Our worth is constantly being measured by various units and circumstances. In some instances it can be about your net worth; other times it can be your values and morals; and other times your worth doesn’t matter because you simply don’t give a shit about yourself.
Net worth is a funny thing since it’s currency is measured through the smallest unit: money. Don’t get me wrong money is important, shit I wouldn’t have pursued my dreams if it wasn’t for the payoff. But I say it’s the smallest unit because it’s often measured according to how one values money. See we delude ourselves into thinking that we are attracted or inspired by people who have the most money. However if that were the case then drug lords who man these streets would be highly respected. Yet our moral compass doesn’t allow us to respect them. Why? Because it goes against your true worth: values.
Values are our greatest measurement of worth. Values set the tone and standards of your life. Furthermore, it translates to how people perceive you and whether that translates to respect. No valuable network is built without common values. Values let people know who you are and if who you are can only be measured by money then you are cheap. Essentially you are a prostitute to your circumstances. The weight of your worth is always determined by how much anyone can put before you, The thing people forget is cheap people are always replaceable. Worst of all you have to do more work to retain that level of lifestyle.

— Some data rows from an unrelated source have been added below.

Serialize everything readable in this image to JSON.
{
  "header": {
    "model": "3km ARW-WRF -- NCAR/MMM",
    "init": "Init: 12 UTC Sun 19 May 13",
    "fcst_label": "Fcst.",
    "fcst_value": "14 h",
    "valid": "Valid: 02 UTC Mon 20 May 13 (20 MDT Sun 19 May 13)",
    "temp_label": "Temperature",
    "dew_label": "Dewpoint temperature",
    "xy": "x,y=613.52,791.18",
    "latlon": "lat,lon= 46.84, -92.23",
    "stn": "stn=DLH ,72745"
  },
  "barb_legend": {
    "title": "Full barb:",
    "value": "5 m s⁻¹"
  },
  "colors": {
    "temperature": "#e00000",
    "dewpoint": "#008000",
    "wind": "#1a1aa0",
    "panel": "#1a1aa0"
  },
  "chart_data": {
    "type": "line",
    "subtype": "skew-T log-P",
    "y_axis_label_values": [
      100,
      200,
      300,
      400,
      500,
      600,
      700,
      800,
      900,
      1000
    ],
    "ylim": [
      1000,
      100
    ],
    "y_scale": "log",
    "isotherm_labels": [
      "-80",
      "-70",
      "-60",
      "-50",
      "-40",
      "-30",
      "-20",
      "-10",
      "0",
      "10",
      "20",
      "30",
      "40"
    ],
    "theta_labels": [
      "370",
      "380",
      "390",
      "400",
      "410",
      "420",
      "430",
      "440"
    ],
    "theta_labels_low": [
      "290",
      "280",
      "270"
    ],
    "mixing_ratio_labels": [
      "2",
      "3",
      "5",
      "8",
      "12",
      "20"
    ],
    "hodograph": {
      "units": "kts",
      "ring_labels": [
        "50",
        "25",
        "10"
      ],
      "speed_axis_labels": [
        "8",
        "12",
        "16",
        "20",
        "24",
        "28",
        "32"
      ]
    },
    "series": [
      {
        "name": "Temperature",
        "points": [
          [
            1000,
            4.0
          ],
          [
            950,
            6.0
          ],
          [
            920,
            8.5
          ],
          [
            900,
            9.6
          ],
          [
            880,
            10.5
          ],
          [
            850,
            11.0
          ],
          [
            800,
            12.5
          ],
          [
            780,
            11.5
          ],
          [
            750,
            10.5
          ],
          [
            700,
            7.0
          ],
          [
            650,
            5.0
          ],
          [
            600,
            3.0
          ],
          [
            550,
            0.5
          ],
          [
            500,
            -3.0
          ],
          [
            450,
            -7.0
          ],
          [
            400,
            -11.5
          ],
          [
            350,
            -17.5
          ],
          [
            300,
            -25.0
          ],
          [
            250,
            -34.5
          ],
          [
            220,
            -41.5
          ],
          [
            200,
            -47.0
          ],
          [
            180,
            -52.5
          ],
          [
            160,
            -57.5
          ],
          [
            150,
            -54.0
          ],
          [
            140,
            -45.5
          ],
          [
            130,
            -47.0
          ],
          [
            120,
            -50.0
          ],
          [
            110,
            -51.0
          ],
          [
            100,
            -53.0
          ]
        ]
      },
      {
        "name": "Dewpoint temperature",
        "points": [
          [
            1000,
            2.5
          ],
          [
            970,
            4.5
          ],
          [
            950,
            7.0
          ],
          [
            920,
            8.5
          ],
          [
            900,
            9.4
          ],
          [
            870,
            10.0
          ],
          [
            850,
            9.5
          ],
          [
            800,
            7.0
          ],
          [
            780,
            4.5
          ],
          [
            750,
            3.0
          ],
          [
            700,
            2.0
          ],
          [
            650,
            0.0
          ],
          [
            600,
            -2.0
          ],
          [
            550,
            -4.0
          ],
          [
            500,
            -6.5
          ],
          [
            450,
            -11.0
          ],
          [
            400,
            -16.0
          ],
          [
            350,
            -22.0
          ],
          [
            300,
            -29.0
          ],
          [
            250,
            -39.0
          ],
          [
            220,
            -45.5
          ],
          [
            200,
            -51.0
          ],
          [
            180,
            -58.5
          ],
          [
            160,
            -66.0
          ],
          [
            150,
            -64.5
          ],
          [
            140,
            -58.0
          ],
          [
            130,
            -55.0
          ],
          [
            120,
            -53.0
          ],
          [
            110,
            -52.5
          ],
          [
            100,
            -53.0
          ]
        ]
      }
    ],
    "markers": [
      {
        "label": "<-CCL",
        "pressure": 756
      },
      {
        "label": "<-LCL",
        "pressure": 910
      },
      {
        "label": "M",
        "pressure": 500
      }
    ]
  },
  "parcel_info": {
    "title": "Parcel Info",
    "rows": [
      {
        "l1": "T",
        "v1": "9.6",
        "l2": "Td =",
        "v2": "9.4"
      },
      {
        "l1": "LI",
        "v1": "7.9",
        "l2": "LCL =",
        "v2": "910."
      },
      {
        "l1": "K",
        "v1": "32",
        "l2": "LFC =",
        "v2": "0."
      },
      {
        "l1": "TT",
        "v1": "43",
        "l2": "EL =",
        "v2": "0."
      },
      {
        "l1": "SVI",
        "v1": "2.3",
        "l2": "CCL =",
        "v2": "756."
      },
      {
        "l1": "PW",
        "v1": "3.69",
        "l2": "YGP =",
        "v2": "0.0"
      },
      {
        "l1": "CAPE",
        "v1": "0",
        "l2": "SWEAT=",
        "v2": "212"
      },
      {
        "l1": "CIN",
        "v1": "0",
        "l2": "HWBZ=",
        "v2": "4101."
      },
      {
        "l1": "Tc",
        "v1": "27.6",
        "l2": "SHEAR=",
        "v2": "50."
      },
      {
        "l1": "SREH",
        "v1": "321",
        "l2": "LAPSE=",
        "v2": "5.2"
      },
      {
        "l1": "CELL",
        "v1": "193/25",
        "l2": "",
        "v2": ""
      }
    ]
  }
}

Values set the standards of your life. This is the weightiest measure of worth. Our values are always tested in some obvious ways or not so obvious to self. The obvious ways are through money, relationships, family and other visible ways. But the invisible/not so obvious are the hardest to detect to self. They lie in the shadows of our minds and only reveal themselves in our actions. Self-worth is easily spoken about but rarely acted on. Many times I told myself I’d never stoop my standards to dating an abusive guy yet I found myself enabling verbal abuse because I thought that’s what I was worth. I saw it but ignored the signs because I chose to value myself according to the bullshit mass measurement of “marriage material”. I simply didn’t give a shit about myself because I didn’t trust that I was enough.
The weight of your worth is determined by your willingness to assume responsibility for yourself. Assuming responsibility means you are aware to the greatness that lies within you. Your greatness isn’t easily measured by money instead it stands on principles and values that exceed any time value of money.